Toronto Film Festival 2018: “I said to people close to me, ‘I have the opportunity to do this now, but I doubt that this is really going to connect in any way,'” says Cuaron of his meticulously detailed, black-and-white memory play

Alfonso Cuaron Roma premiere TIFF
Rich Fury/Getty Images

“Each object carries its own story,” says Alfonso Cuaron, looking around a room filled with props from his film “Roma.” “Almost, you could do a whole film based on each object.”

The Mexican-born director of “Gravity” and “Children of Men” says this while sitting on a couch in the TIFF Bell Lightbox, headquarters of the Toronto International Film Festival. A fourth-floor gallery in the Lightbox has been turned into a tribute to Cuaron’s exquisite “Roma,” which is based on memories of his childhood growing up in a suburb of Mexico City. And the objects that surround him, from paintings to record albums to children’s games, are things he remembers from childhood and used in the film.

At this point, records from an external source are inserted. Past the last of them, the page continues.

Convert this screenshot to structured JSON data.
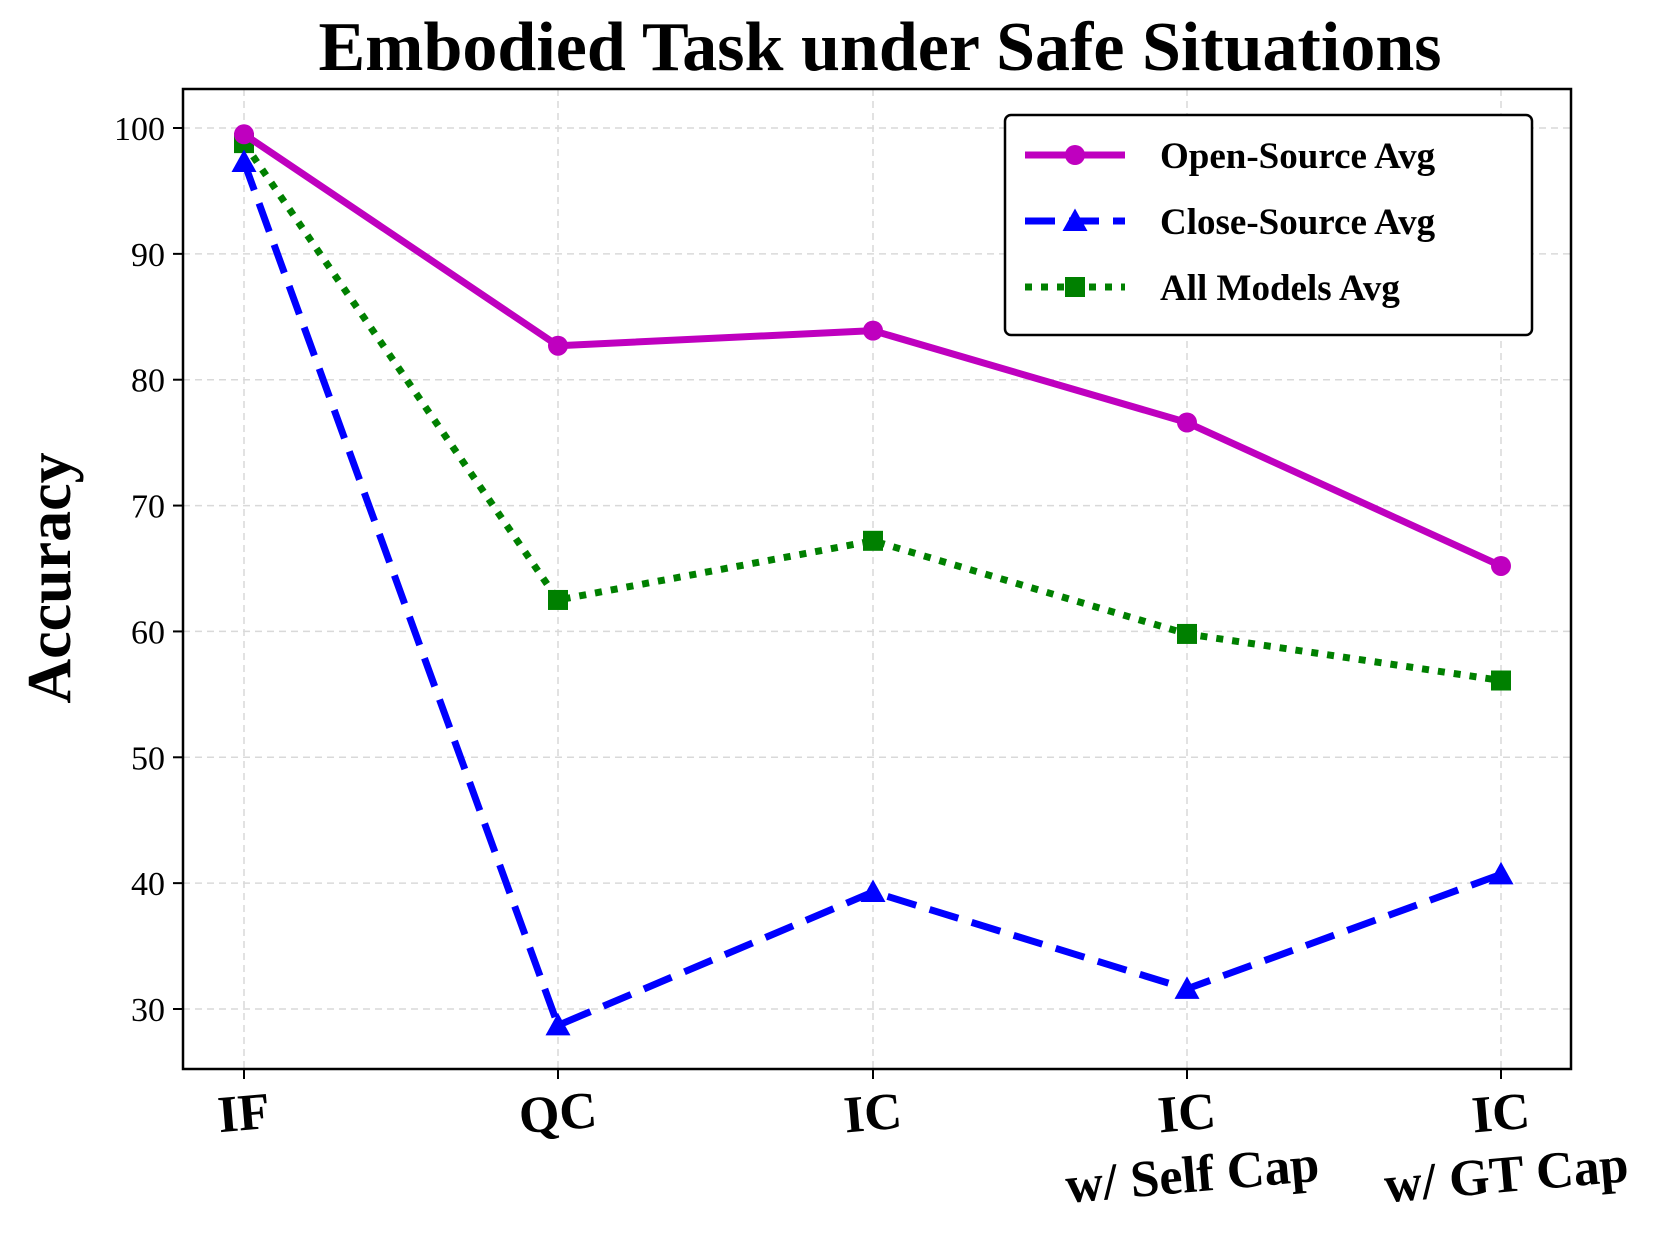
{
  "chart_data": {
    "type": "line",
    "title": "Embodied Task under Safe Situations",
    "xlabel": "",
    "ylabel": "Accuracy",
    "categories": [
      [
        "IF"
      ],
      [
        "QC"
      ],
      [
        "IC"
      ],
      [
        "IC",
        "w/ Self Cap"
      ],
      [
        "IC",
        "w/ GT Cap"
      ]
    ],
    "yticks": [
      30,
      40,
      50,
      60,
      70,
      80,
      90,
      100
    ],
    "ylim": [
      25.2,
      99.8
    ],
    "grid": true,
    "legend_position": "top-right",
    "series": [
      {
        "name": "Open-Source Avg",
        "values": [
          99.5,
          82.7,
          83.9,
          76.6,
          65.2
        ],
        "color": "#bf00bf",
        "marker": "circle",
        "line_style": "solid"
      },
      {
        "name": "Close-Source Avg",
        "values": [
          97.3,
          28.7,
          39.3,
          31.6,
          40.7
        ],
        "color": "#0000ff",
        "marker": "triangle",
        "line_style": "dashed"
      },
      {
        "name": "All Models Avg",
        "values": [
          98.8,
          62.5,
          67.2,
          59.8,
          56.1
        ],
        "color": "#008000",
        "marker": "square",
        "line_style": "dotted"
      }
    ]
  }
}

But he went further than simply filling the frame with his own memories, Cuaron tells TheWrap in an interview that takes place while his film is having its triumphant Toronto premiere a block away. Every set on the film, he says, was filled with the things that really would have been there.

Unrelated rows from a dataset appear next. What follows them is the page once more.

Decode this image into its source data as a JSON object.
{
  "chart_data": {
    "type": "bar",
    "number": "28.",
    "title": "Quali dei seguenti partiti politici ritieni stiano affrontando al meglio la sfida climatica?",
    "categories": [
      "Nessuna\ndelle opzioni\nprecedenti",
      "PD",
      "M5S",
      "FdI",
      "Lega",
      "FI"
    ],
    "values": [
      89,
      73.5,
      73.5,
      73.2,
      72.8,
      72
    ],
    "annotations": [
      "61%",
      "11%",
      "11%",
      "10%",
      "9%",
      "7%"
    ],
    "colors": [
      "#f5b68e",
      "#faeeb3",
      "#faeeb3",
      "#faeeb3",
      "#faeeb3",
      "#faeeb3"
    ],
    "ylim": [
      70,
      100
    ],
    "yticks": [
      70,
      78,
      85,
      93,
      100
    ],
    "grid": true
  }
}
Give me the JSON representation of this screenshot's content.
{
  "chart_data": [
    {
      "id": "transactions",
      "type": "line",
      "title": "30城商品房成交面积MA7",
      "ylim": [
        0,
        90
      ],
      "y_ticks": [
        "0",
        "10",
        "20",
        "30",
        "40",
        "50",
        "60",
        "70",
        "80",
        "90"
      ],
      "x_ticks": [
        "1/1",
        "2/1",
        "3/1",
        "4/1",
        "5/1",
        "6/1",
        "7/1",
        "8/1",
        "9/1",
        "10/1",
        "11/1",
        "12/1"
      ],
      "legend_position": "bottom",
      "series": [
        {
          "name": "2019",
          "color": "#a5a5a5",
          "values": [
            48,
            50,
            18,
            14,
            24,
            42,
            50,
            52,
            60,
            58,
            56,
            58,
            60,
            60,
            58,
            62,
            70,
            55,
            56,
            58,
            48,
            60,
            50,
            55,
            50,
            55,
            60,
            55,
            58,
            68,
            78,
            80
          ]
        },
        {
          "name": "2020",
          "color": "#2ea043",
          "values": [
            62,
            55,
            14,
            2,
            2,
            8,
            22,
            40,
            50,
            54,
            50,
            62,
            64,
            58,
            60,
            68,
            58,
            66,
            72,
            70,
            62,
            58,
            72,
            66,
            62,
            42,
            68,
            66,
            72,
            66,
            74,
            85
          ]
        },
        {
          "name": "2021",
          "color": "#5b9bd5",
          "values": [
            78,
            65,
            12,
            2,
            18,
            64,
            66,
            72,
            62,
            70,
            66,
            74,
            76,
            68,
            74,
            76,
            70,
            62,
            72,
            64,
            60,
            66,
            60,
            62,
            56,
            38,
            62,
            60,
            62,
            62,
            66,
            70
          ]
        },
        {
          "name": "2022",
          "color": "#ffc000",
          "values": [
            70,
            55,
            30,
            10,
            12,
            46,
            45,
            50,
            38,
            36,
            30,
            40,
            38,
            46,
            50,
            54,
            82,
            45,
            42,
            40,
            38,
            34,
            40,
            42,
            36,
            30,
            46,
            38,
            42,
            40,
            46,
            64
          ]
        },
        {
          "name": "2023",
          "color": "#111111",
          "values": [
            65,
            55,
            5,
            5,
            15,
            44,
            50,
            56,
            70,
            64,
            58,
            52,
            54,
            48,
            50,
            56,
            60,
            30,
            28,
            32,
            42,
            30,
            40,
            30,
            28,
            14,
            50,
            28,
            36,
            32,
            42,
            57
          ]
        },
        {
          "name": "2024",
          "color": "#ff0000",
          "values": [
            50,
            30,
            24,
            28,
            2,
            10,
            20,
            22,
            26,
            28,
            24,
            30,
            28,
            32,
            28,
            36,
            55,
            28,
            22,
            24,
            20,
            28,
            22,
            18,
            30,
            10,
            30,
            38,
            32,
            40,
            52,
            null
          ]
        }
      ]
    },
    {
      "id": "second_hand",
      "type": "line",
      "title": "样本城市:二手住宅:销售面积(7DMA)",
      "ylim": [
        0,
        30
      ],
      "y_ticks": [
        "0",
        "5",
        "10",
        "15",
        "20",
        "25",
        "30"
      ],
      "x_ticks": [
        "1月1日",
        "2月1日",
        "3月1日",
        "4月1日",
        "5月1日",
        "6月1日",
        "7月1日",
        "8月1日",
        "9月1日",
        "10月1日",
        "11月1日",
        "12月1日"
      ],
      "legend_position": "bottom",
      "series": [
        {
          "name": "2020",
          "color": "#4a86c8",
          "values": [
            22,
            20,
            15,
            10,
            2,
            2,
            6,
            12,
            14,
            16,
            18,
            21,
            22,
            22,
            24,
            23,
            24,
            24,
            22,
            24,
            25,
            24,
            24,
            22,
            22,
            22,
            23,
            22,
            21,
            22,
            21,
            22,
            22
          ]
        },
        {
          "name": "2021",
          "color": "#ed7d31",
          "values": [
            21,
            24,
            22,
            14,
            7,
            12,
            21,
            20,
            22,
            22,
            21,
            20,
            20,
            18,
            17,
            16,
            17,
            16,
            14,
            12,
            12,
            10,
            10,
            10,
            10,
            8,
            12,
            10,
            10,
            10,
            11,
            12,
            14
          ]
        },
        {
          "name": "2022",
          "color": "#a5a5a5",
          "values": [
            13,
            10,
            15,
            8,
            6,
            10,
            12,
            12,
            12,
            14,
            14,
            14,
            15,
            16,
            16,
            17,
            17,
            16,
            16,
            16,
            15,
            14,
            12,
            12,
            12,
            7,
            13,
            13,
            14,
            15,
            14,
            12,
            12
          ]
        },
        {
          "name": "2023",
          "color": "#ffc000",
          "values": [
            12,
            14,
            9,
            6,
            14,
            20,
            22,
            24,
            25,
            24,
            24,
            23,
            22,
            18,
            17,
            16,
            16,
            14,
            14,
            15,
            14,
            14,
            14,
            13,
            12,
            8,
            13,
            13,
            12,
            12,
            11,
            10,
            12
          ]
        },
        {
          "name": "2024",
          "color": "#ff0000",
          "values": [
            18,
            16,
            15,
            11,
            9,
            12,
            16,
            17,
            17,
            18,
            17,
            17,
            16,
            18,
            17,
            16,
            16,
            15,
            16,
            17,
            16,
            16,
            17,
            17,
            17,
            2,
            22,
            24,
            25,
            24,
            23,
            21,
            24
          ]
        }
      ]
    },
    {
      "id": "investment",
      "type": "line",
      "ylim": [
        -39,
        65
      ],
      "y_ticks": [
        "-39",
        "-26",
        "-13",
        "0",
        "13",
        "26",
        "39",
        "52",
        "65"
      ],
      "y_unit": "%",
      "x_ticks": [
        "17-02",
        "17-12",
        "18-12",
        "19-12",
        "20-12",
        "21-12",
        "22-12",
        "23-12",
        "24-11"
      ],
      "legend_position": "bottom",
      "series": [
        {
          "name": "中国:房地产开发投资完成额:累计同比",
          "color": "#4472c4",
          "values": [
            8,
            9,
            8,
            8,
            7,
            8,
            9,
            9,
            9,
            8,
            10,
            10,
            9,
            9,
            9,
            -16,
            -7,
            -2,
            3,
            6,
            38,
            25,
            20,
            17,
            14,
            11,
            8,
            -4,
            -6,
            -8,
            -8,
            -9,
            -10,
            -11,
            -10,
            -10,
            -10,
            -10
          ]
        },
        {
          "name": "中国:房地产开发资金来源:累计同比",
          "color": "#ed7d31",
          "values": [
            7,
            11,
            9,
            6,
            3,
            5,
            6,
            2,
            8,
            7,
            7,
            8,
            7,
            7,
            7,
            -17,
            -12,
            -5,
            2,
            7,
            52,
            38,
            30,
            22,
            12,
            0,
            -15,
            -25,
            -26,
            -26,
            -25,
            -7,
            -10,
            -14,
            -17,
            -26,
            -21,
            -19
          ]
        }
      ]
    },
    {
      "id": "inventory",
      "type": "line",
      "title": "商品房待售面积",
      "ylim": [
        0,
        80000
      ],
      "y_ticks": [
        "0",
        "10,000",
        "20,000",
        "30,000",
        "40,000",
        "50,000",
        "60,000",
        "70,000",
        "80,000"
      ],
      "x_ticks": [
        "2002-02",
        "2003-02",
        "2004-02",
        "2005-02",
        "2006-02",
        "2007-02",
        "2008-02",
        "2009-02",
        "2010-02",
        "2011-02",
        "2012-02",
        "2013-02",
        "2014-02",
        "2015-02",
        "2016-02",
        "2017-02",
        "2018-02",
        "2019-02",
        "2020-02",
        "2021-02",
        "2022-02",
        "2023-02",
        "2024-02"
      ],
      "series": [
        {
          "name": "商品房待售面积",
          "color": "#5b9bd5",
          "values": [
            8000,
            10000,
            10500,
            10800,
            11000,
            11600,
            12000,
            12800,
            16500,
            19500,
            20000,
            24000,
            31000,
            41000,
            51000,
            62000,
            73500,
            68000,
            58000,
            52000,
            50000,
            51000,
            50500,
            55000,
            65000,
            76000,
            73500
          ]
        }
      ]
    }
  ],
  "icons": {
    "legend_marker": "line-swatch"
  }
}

“Every single object was going to be in its place,” he says. “We were filling up the drawers with stuff — even those drawers that were never going to be opened or in any scene. They needed to have that energy.”

And did anybody say to him, “Alfonso, you’re nuts – we’re never going to open the drawer”?

“Pretty much there were a lot of comments,” he admits with a grin. “I know those looks, because I come from a more blue-collar background in film, in which you look at directors and say, ‘Oh, my God, this guy doesn’t know how to make a film.’”

He shrugs. “People would say, ‘It doesn’t matter, you’re never going to open the drawer, what’s the difference?’ But there was a big difference. There is something about the process of trying to portray the real — not trying to be realistic, but trying to get to the essence of the real.”

But with a project so consumed with replicating Cuaron’s own childhood memories, was he confident that “Roma” would connect with viewers who have none of his memories?

“Not at all,” he says. “I just knew that I had to do it.

“This was the historical moment that I can do it. I had the resources after the economic success of ‘Gravity’ – I could raise the money to do things this way. But more important, emotionally I was ready and there was a need. You don’t choose projects, they choose you. And once there was this need of doing this film, you go for it.

“Doing it, I said to people close to me, ‘Look, I have the opportunity of doing this now. I’m not going to question it, but I doubt that this is really going to connect in any way.’”

But the Netflix release “Roma,” a black-and-white gem that is also a love letter to the nanny who helped raise Cuaron and his siblings, and who became part of the family, has connected strongly in its festival premieres. In Venice, it won the Golden Lion as the festival’s best film, before heading to Telluride and Toronto and winning additional raves.

“It has been an amazing surprise to see the reaction that people are having to the film,” Cuaron says. “Yes, critics have been fantastic, but you see people from different cultures that come out crying, they feel so connected.

“Even if the story is about about, yes, my own family in the 1970s in a specific setting in a specific country, it’s about families. It just proves that the human experience is one and the same.”